Endlich brachte ein Hauself einen gut gefüllten Picknickkorb und eine Decke hinunter ans Meer. Sie machten eine Pause. Die Jungs zogen sich Schuhe und Strümpfe aus und steckten die Füße ins kühle Wasser. Severus Überzeugung, dass sie die Aufgabe im Laufe der Woche selbstständig lösen würden, blieb ungebrochen. Er war immer wieder überrascht, wie leicht Lucius Sondergenehmigungen für fast alles bekam, so auch die Anwendung der Magie seiner Kinder für Lehrzwecke in den Ferien. Egal ob durch Charme, Erpressung oder Bestechung – am Ende hatte Lucius immer das, was er wollte. Draco spielte mit ein paar Muscheln und kaute dabei an einem Sandwich. Er genoss die Freiheit von den strengen Konventionen. Weil Narzissa nicht dabei war, musste man die Manieren nicht so streng einhalten, wie gewöhnlich.

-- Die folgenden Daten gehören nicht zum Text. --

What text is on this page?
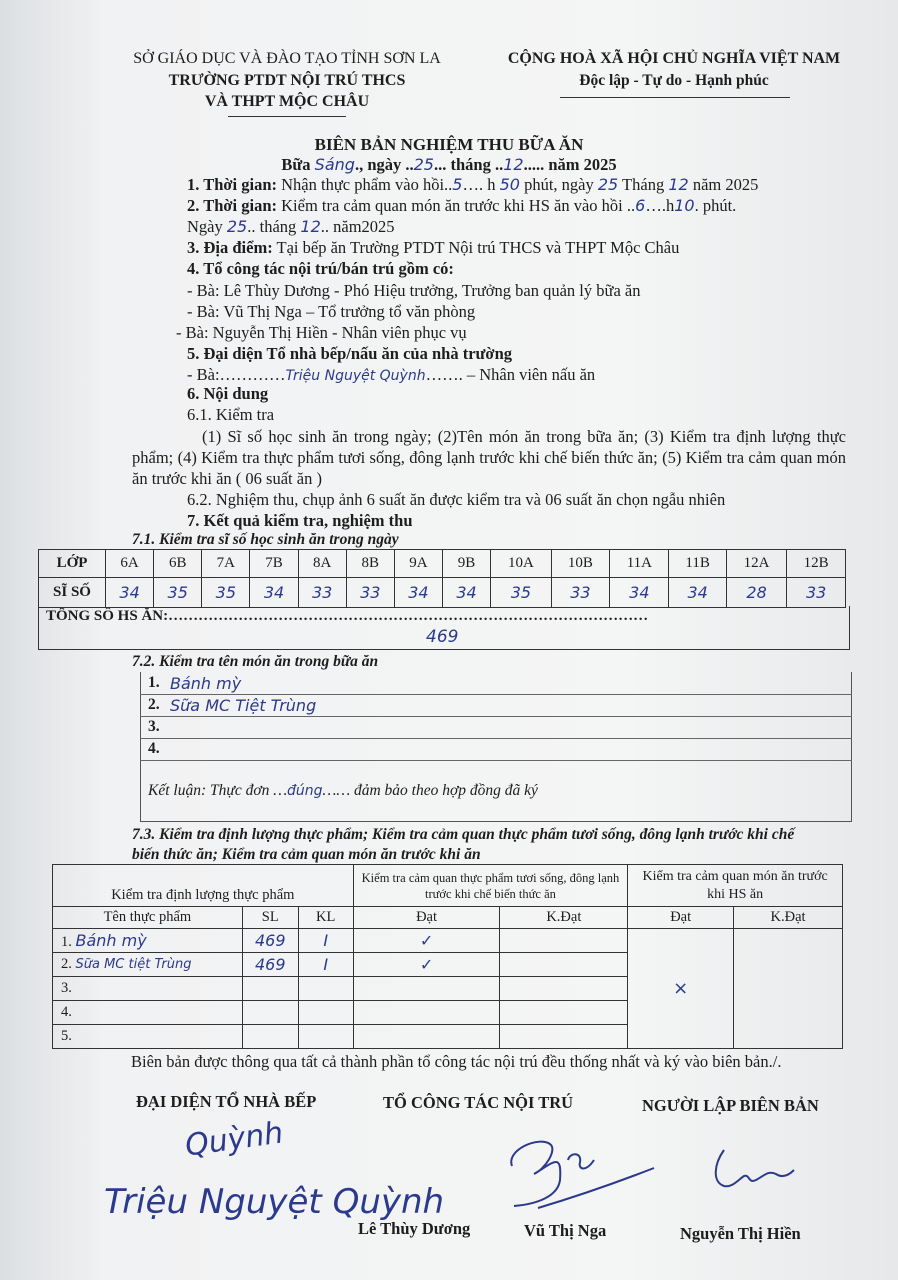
SỞ GIÁO DỤC VÀ ĐÀO TẠO TỈNH SƠN LA
TRƯỜNG PTDT NỘI TRÚ THCS
VÀ THPT MỘC CHÂU
CỘNG HOÀ XÃ HỘI CHỦ NGHĨA VIỆT NAM
Độc lập - Tự do - Hạnh phúc
BIÊN BẢN NGHIỆM THU BỮA ĂN
Bữa Sáng., ngày ..25... tháng ..12..... năm 2025
1. Thời gian: Nhận thực phẩm vào hồi..5…. h 50 phút, ngày 25 Tháng 12 năm 2025
2. Thời gian: Kiểm tra cảm quan món ăn trước khi HS ăn vào hồi ..6….h10. phút.
Ngày 25.. tháng 12.. năm2025
3. Địa điểm: Tại bếp ăn Trường PTDT Nội trú THCS và THPT Mộc Châu
4. Tổ công tác nội trú/bán trú gồm có:
- Bà: Lê Thùy Dương - Phó Hiệu trưởng, Trưởng ban quản lý bữa ăn
- Bà: Vũ Thị Nga – Tổ trưởng tổ văn phòng
- Bà: Nguyễn Thị Hiền - Nhân viên phục vụ
5. Đại diện Tổ nhà bếp/nấu ăn của nhà trường
- Bà:…………Triệu Nguyệt Quỳnh……. – Nhân viên nấu ăn
6. Nội dung
6.1. Kiểm tra
(1) Sĩ số học sinh ăn trong ngày; (2)Tên món ăn trong bữa ăn; (3) Kiểm tra định lượng thực phẩm; (4) Kiểm tra thực phẩm tươi sống, đông lạnh trước khi chế biến thức ăn; (5) Kiểm tra cảm quan món ăn trước khi ăn ( 06 suất ăn )
6.2. Nghiệm thu, chụp ảnh 6 suất ăn được kiểm tra và 06 suất ăn chọn ngẫu nhiên
7. Kết quả kiểm tra, nghiệm thu
7.1. Kiểm tra sĩ số học sinh ăn trong ngày
LỚP	6A	6B	7A	7B	8A	8B	9A	9B	10A	10B	11A	11B	12A	12B
SĨ SỐ	34	35	35	34	33	33	34	34	35	33	34	34	28	33
TỔNG SỐ HS ĂN:……………………………………………………………………………………
469
7.2. Kiểm tra tên món ăn trong bữa ăn
1. Bánh mỳ
2. Sữa MC Tiệt Trùng
3.
4.
Kết luận: Thực đơn …đúng…… đảm bảo theo hợp đồng đã ký
7.3. Kiểm tra định lượng thực phẩm; Kiểm tra cảm quan thực phẩm tươi sống, đông lạnh trước khi chế
biến thức ăn; Kiểm tra cảm quan món ăn trước khi ăn
Kiểm tra định lượng thực phẩm			Kiểm tra cảm quan thực phẩm tươi sống, đông lạnh trước khi chế biến thức ăn		Kiểm tra cảm quan món ăn trước khi HS ăn	
Tên thực phẩm	SL	KL	Đạt	K.Đạt	Đạt	K.Đạt
1. Bánh mỳ	469	I	✓		×	
2. Sữa MC tiệt Trùng	469	I	✓			
3.						
4.						
5.						
Biên bản được thông qua tất cả thành phần tổ công tác nội trú đều thống nhất và ký vào biên bản./.
ĐẠI DIỆN TỔ NHÀ BẾP	TỔ CÔNG TÁC NỘI TRÚ	NGƯỜI LẬP BIÊN BẢN
Quỳnh
Triệu Nguyệt Quỳnh
Lê Thùy Dương	Vũ Thị Nga	Nguyễn Thị Hiền
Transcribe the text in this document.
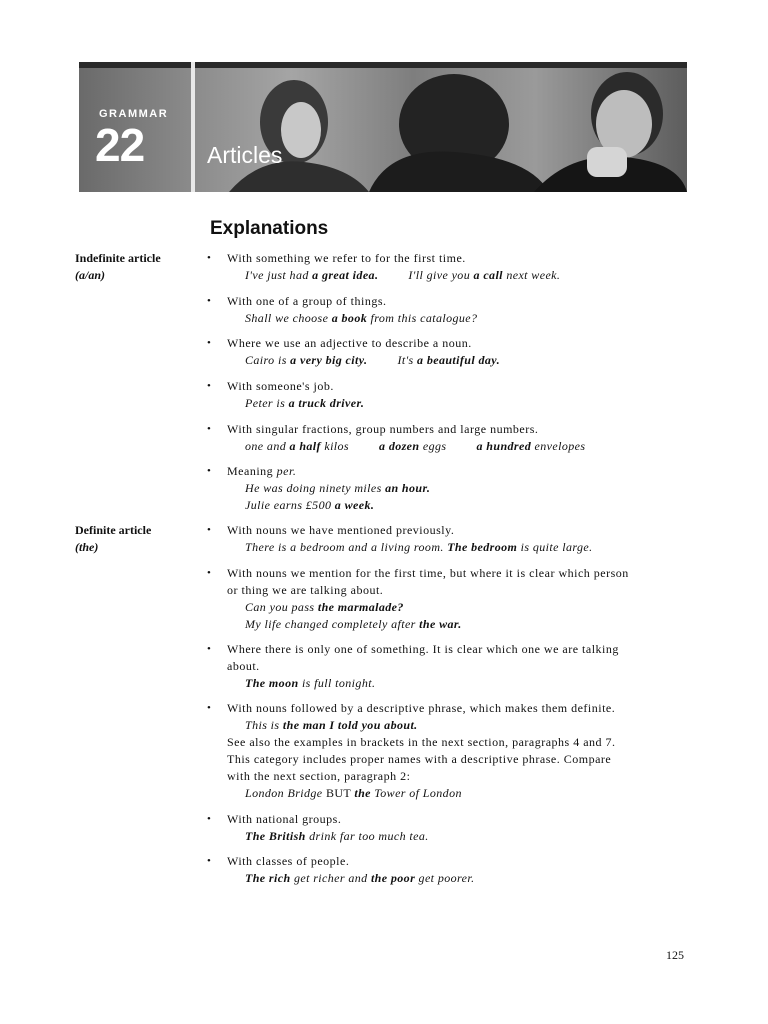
GRAMMAR
22	Articles
Explanations
Indefinite article
(a/an)
Definite article
(the)
• With something we refer to for the first time.
I've just had a great idea.	I'll give you a call next week.
• With one of a group of things.
Shall we choose a book from this catalogue?
• Where we use an adjective to describe a noun.
Cairo is a very big city.	It's a beautiful day.
• With someone's job.
Peter is a truck driver.
• With singular fractions, group numbers and large numbers.
one and a half kilos	a dozen eggs	a hundred envelopes
• Meaning per.
He was doing ninety miles an hour.
Julie earns £500 a week.
• With nouns we have mentioned previously.
There is a bedroom and a living room. The bedroom is quite large.
• With nouns we mention for the first time, but where it is clear which person
or thing we are talking about.
Can you pass the marmalade?
My life changed completely after the war.
• Where there is only one of something. It is clear which one we are talking
about.
The moon is full tonight.
• With nouns followed by a descriptive phrase, which makes them definite.
This is the man I told you about.
See also the examples in brackets in the next section, paragraphs 4 and 7.
This category includes proper names with a descriptive phrase. Compare
with the next section, paragraph 2:
London Bridge BUT the Tower of London
• With national groups.
The British drink far too much tea.
• With classes of people.
The rich get richer and the poor get poorer.
125
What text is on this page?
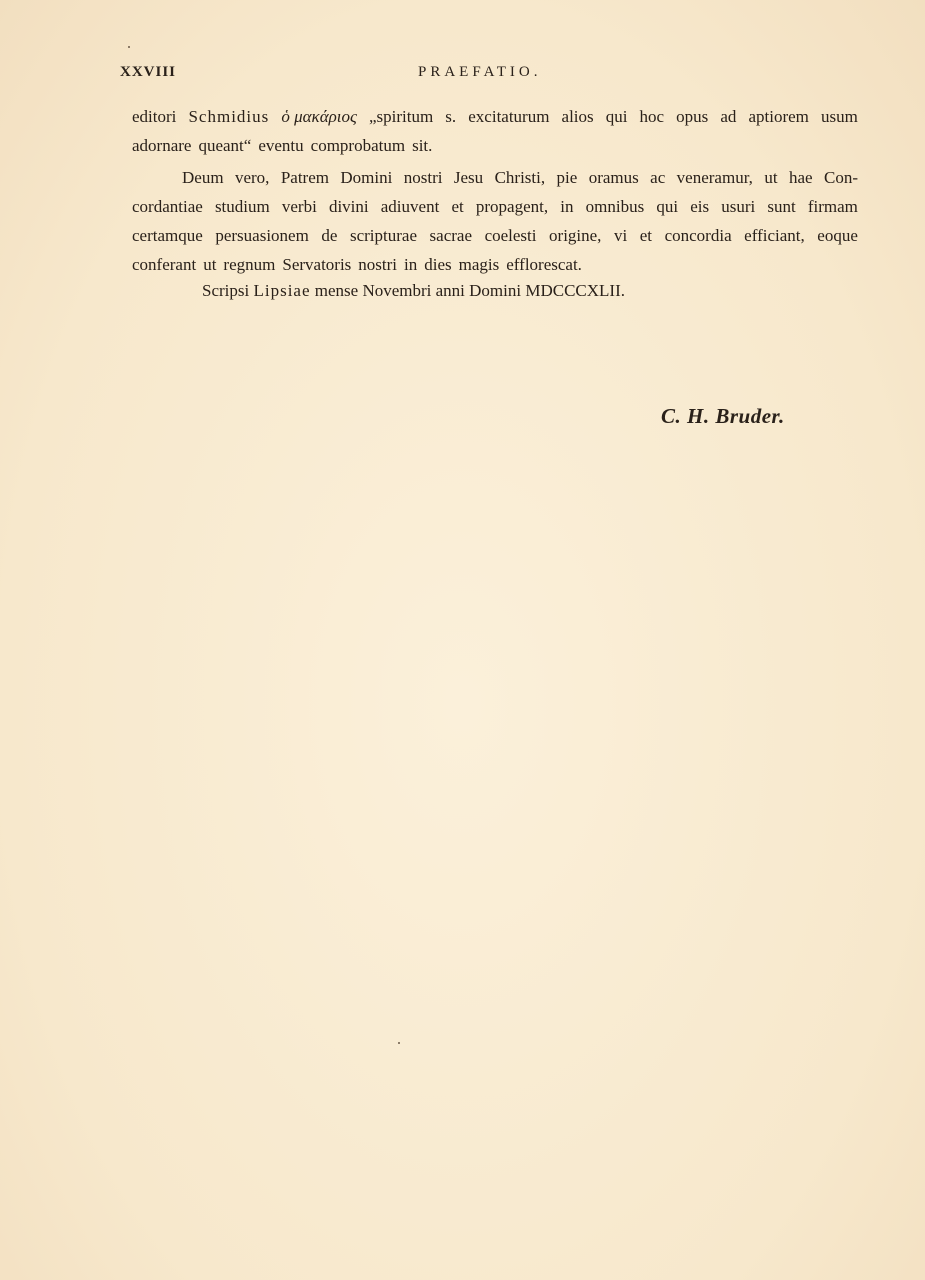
XXVIII	PRAEFATIO.
editori Schmidius ὁ μακάριος „spiritum s. excitaturum alios qui hoc opus ad aptiorem usum
adornare queant“ eventu comprobatum sit.
Deum vero, Patrem Domini nostri Jesu Christi, pie oramus ac veneramur, ut hae Con-
cordantiae studium verbi divini adiuvent et propagent, in omnibus qui eis usuri sunt firmam
certamque persuasionem de scripturae sacrae coelesti origine, vi et concordia efficiant, eoque
conferant ut regnum Servatoris nostri in dies magis efflorescat.
Scripsi Lipsiae mense Novembri anni Domini MDCCCXLII.
C. H. Bruder.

Harry saß im Sand neben Severus: „Du hast gestern etwas von meinem Paten erzählt. Kennst Du ihn?“ Severus blickte auf die weite Wasserfläche vor ihm: „Sirius Black? Ich kenne ihn besser, als mir lieb ist. Er ist ein Cousin von Narzissa und war in meinem Jahrgang.“ Ein reicher, arroganter Schnösel und furchtbarer Angeber, setzte er in Gedanken hinzu. „Er war angeblich der beste Freund von James Potter. James Potter, Remus Lupin, Peter Pettigrew und er waren in einer Clique. Man nannte sie die Rumtreiber.“, fügte er hinzu. Etwas Verächtliches lag in Severus Stimme, sodass Harry lieber nicht weiter fragte. James Potter genoss nicht das beste Ansehen in Harrys neuer Familie, das hatte er schon früh bemerkt. Gerade Severus hasste James wohl ziemlich. Er musste dafür gute Gründe haben. „Wir reden später mal darüber, wenn Du etwas älter bist“ schloss Severus das Thema.
„Was machen wir bei der Verwandlung denn falsch, Severus? Kannst Du es uns nachher bitte Schritt für Schritt zeigen.“ Der Lehrer lächelte kühl und sagte: „Ich habe mich schon, die ganze Zeit gefragt, wann Ihr mich darum bittet.“ Harry verstand die Lektion. Sie sollten lernen nach Wissen zu fragen, die Dinge nicht nur selbst zu ergründen, sondern auch von dem Wissen anderer zu profitieren. Diese Lektion hatte für die späteren Allianzen der Jungs weitreichende Bedeutung. Kurz vor 16 Uhr schaffte Draco es eine Maus mit einigen Zahnrädern auf dem Bauch und den Pfoten sowie einer Kette als Schwanz zu zaubern. Harrys Taschenuhr hatte ein flauschiges Fell und Knopfaugen. „Ganz ordentlich.“, gab ihr Lehrer zu. „Allerdings sind es keine Mäuse. Wenn wir keine Ferien hätten, würde ich darauf bestehen, dass Ihr beide die Aufgabe beendet. Aber für heute dürft Ihr gehen. Morgen machen wir hier weiter.“
Die Jungs rannten ins Haus und zogen sich um. Endlich Zeit zum Schwimmen im Pool. Sie stürzten sich ins warme Wasser und plantschten unbeschwert bis zum Abendessen. „Dieses ewige Lernen nervt mich total.“, gab Draco zu: „In allem müssen wir richtig gut sein.“ Harry verstand ihn nicht: „Das Lernen ist schon ziemlich viel. Aber es ist wichtig, dass Mum und Dad zufrieden sind. Ich meine, Dich würde sie bestimmt nie wegschicken. Aber mich vielleicht schon, wenn ich nicht gut genug bin. Außerdem bin ich eben nur ein Halbblut. Mr. Flint hat das gestern auch gesagt. Er dachte wohl, ich hätte das nicht gehört. Ihr könntet schließlich jedes Waisenkind auf nehmen, ich muss einfach besser sein“ Die Vorstellung, dass Harry womöglich nicht mehr da sein könnte, löste pures Entsetzen bei seinem Bruder aus. Andererseits ging er nicht davon, dass seine Eltern Harry jemals zurückschicken würden.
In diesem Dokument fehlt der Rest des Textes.